Australia’s federal government announced that it has formally selected Napandee, a 211 hectare property near the town of Kimba on South Australia's Eyre Peninsula as the site for a long-planned radioactive waste storage facility. The site has been acquired by the government and will be used to store low and medium-level nuclear waste.
The Barngarla people, the traditional owners of the land, have unanimously rejected the government’s plan saying they would seek a Supreme Court judicial review of the site selection process along with some landholders. "There have been significant and repeated grave problems with the government’s conduct regarding the site selection process," a spokesperson for the Barngarla Determination Aboriginal Corporation said in a statement. "We remain confident that, once assessed by the Court, the declaration to locate the facility at Napandee on our Country will likely be overturned."
Resources Minister, Keith Pitt announced in August that Napandee had been chosen from three potential sites to store Australia’s radioactive waste. These included the outback town of Lyndhurst and Wallerberdina, a property in the nouthern Flinders Ranges. After 60 days of further consultation, he has now confirmed the selection of Napandee.
The consultation culminated in a ballot which showed just over 60% of Kimba residents supported the project. However, the Barngarla traditional owners and said they were not included in the consultation.
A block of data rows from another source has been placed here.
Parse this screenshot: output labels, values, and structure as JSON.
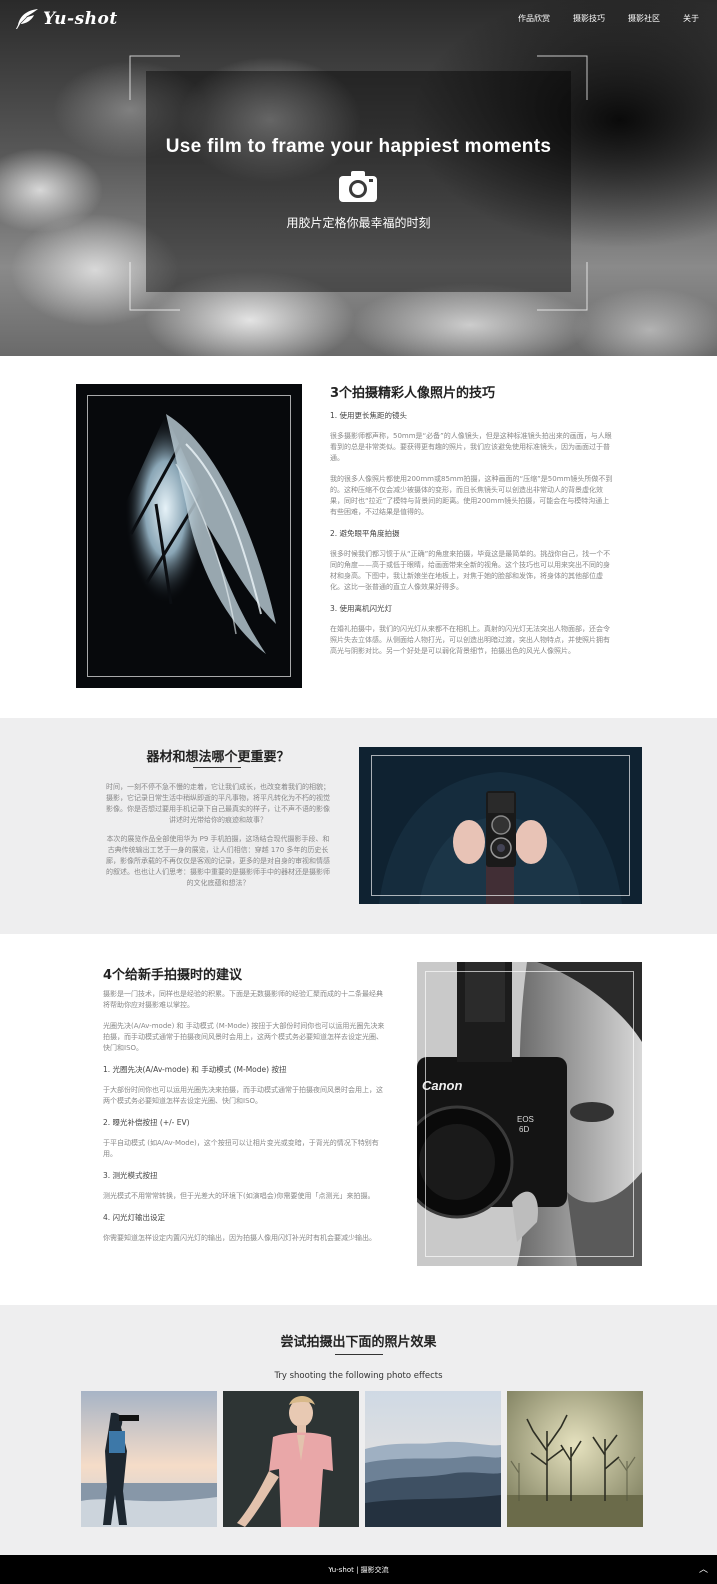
{
  "brand": {
    "name": "Yu-shot"
  },
  "nav": {
    "items": [
      "作品欣赏",
      "摄影技巧",
      "摄影社区",
      "关于"
    ]
  },
  "hero": {
    "title": "Use film to frame your happiest moments",
    "subtitle": "用胶片定格你最幸福的时刻",
    "icon": "camera-icon"
  },
  "section1": {
    "title": "3个拍摄精彩人像照片的技巧",
    "items": [
      {
        "heading": "1. 使用更长焦距的镜头",
        "paragraphs": [
          "很多摄影师都声称，50mm是“必备”的人像镜头，但是这种标准镜头拍出来的画面，与人眼看到的总是非常类似。要获得更有趣的照片，我们应该避免使用标准镜头，因为画面过于普通。",
          "我的很多人像照片都使用200mm或85mm拍摄，这种画面的“压缩”是50mm镜头所做不到的。这种压缩不仅会减少被摄体的变形，而且长焦镜头可以创造出非常动人的背景虚化效果，同时也“拉近”了模特与背景间的距离。使用200mm镜头拍摄，可能会在与模特沟通上有些困难，不过结果是值得的。"
        ]
      },
      {
        "heading": "2. 避免眼平角度拍摄",
        "paragraphs": [
          "很多时候我们都习惯于从“正确”的角度来拍摄，毕竟这是最简单的。挑战你自己，找一个不同的角度——高于或低于眼睛，给画面带来全新的视角。这个技巧也可以用来突出不同的身材和身高。下图中，我让新娘坐在地板上，对焦于她的脸部和发饰，将身体的其他部位虚化。这比一张普通的直立人像效果好得多。"
        ]
      },
      {
        "heading": "3. 使用离机闪光灯",
        "paragraphs": [
          "在婚礼拍摄中，我们的闪光灯从来都不在相机上。真射的闪光灯无法突出人物面部，还会令照片失去立体感。从侧面给人物打光，可以创造出明暗过渡，突出人物特点，并使照片拥有高光与阴影对比。另一个好处是可以弱化背景细节，拍摄出色的风光人像照片。"
        ]
      }
    ]
  },
  "section2": {
    "title": "器材和想法哪个更重要？",
    "paragraphs": [
      "时间，一刻不停不急不慢的走着，它让我们成长，也改变着我们的相貌；摄影，它记录日常生活中稍纵即逝的平凡事物，将平凡转化为不朽的视觉影像。你是否想过要用手机记录下自己最真实的样子，让不声不语的影像讲述时光带给你的痕迹和故事？",
      "本次的展览作品全部使用华为 P9 手机拍摄，这场结合现代摄影手段、和古典传统输出工艺于一身的展览，让人们相信：穿越 170 多年的历史长廊，影像所承载的不再仅仅是客观的记录，更多的是对自身的审视和情感的叙述。也也让人们思考：摄影中重要的是摄影师手中的器材还是摄影师的文化底蕴和想法？"
    ]
  },
  "section3": {
    "title": "4个给新手拍摄时的建议",
    "intro": [
      "摄影是一门技术，同样也是经验的积累。下面是无数摄影师的经验汇聚而成的十二条最经典将帮助你应对摄影难以掌控。",
      "光圈先决(A/Av-mode) 和 手动模式 (M-Mode) 按扭于大部份时间你也可以运用光圈先决来拍摄，而手动模式通常于拍摄夜间风景时会用上，这两个模式务必要知道怎样去设定光圈、快门和ISO。"
    ],
    "items": [
      {
        "heading": "1. 光圈先决(A/Av-mode) 和 手动模式 (M-Mode) 按扭",
        "text": "于大部份时间你也可以运用光圈先决来拍摄，而手动模式通常于拍摄夜间风景时会用上，这两个模式务必要知道怎样去设定光圈、快门和ISO。"
      },
      {
        "heading": "2. 曝光补偿按扭 (+/- EV)",
        "text": "于平自动模式 (如A/Av-Mode)，这个按扭可以让相片变光或变暗，于背光的情况下特别有用。"
      },
      {
        "heading": "3. 测光模式按扭",
        "text": "测光模式不用常常转换，但于光差大的环境下(如演唱会)你需要使用「点测光」来拍摄。"
      },
      {
        "heading": "4. 闪光灯输出设定",
        "text": "你需要知道怎样设定内置闪光灯的输出，因为拍摄人像用闪灯补光时有机会要减少输出。"
      }
    ]
  },
  "section4": {
    "title": "尝试拍摄出下面的照片效果",
    "subtitle": "Try shooting the following photo effects",
    "photos": [
      "photographer-at-sea",
      "woman-in-pink",
      "misty-mountains",
      "foggy-trees"
    ]
  },
  "footer": {
    "text": "Yu-shot | 摄影交流",
    "to_top": "︿"
  },
  "colors": {
    "hero_dark": "#0a0a0a",
    "section_gray": "#eeeeef",
    "footer": "#000000"
  }
}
The Australian Radioactive Waste Agency (ARWA), created to establish the Napandee facility, will start work on detailed designs. ARWA was set up in July 2020 to manage all Australia's radioactive waste and to lead the process to deliver it. ARWA will also lead a separate process to site a facility to permanently dispose of the country's intermediate-level waste. This will likely be a deep geological facility in a different location.
Australia’s radioactive waste is currently held at more than 100 locations including in science facilities, universities and hospital basements. The vast majority of the waste produced today is associated with the production of nuclear medicine. The facility delivery and operation will be managed by ARWA in Adelaide, which will have at least 35 staff when it reaches its total complement.
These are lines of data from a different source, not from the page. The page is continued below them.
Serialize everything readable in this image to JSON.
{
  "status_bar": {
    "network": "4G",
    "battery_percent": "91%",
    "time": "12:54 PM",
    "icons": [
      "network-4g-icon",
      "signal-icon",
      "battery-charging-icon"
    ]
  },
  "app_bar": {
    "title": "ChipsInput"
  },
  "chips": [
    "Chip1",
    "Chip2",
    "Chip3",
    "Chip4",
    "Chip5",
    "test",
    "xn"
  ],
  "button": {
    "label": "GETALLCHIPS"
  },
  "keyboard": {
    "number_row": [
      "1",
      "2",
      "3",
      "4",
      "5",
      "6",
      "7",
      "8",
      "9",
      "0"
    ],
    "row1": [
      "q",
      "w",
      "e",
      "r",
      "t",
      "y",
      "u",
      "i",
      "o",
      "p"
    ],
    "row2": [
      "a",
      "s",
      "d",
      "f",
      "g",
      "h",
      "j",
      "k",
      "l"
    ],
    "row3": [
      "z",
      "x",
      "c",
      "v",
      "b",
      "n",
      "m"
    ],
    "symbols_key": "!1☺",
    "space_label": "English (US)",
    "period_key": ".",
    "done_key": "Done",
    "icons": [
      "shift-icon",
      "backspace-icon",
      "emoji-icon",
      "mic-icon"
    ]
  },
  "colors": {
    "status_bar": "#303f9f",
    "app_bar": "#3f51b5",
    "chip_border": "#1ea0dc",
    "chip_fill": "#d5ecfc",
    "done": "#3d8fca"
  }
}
Australia’s Nuclear Science and Technology Organisation (ANSTO), which runs Lucas Heights, where Australia’s medical radioisotopes are produce, said the Napandee facility would be “critical infrastructure”.
ANSTO said that the national facility “will receive and expertly manage radioactive waste currently being stored on an interim basis at Lucas Heights and more than 100 other locations around the country”. It added: “The development of a purpose-built, national facility is crucial to ANSTO and its nuclear medicine and research activities, with more than 90% of the waste produced in Australia being linked to ANSTO’s nuclear medicine production.”
The new radioactive waste management facility is expected to create 45 new, permanent jobs in the local Kimba community.